Die Frage von Klaus Ernst:
Wie viele Entgeltpunkte sind gegenwärtig notwendig, um eine Nettorente oberhalb des durchschnittlichen Bruttobedarfs der Grundsicherung im Alter für einen Alleinlebenden (ohne Mehrbedarfe, letzter verfügbarer Datenstand) zu erhalten, und welcher Bruttostundenlohn (Arbeitnehmerbrutto) ist im Jahr 2011 (vorläufige Werte) notwendig, um in zwölf Monaten Vollzeitarbeit (= 38,5 Arbeitsstunden pro Woche) eine Anzahl an Entgeltpunkten zu erreichen, die ein Fünfundvierzigstel dieser Summe entspricht?

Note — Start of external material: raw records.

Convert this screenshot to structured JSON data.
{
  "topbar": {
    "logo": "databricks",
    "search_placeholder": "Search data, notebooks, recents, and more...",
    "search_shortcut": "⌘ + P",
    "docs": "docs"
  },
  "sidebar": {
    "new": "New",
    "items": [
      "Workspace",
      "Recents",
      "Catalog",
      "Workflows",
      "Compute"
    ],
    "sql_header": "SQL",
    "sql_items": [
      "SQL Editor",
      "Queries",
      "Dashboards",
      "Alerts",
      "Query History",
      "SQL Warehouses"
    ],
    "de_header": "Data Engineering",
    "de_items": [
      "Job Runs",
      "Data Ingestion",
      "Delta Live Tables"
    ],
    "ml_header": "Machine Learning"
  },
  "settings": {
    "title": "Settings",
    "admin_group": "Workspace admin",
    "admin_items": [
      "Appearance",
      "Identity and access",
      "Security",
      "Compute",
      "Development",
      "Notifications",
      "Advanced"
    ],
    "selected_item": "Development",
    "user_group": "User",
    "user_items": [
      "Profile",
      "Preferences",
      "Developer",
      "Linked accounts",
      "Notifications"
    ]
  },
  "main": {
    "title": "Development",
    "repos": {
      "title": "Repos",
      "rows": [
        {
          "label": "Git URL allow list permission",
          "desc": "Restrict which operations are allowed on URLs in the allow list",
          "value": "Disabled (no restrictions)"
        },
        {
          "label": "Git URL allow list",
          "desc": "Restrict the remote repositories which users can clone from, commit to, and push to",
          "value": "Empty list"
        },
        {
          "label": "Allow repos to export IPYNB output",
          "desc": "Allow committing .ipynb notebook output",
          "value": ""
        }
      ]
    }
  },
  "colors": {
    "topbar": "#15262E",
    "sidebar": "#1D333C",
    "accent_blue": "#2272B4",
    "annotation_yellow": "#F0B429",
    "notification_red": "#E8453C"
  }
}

Die Antwort der Bundesregierung:
Um eine Nettorente aus der gesetzlichen Rentenversicherung über dem durchschnittlichen Bruttobedarf in der Grundsicherung im Alter in Höhe von 684 Euro monatlich (Wert für 2009, außerhalb von Einrichtungen) zu erreichen, sind knapp 29 Entgeltpunkte erforderlich. Um dies bei einer wöchentlichen Arbeitszeit von 38,5 Stunden über 45 Jahre versicherungspflichtiger Beschäftigung hinweg zu erreichen, wäre rechnerisch ein Stundenlohn von rund 10 Euro erforderlich. Diese Betrachtung vernachlässigt allerdings die zusätzliche Altersvorsorge z. B. über einen Riester-Vertrag, mit der eine deutlich höhere Gesamtversorgung erzielt werden kann. Bei voller Nutzung der steuerlichen Förderung würden bei einem Stundenlohn von 10 Euro 40 Cent in einen Riester-Vertrag fließen, von denen die versicherte Person nur rund 30 Cent selbst aufzubringen hätte. Unter Berücksichtigung dieses Sachverhalts ergäbe sich ein deutlich höheres Einkommen im Alter.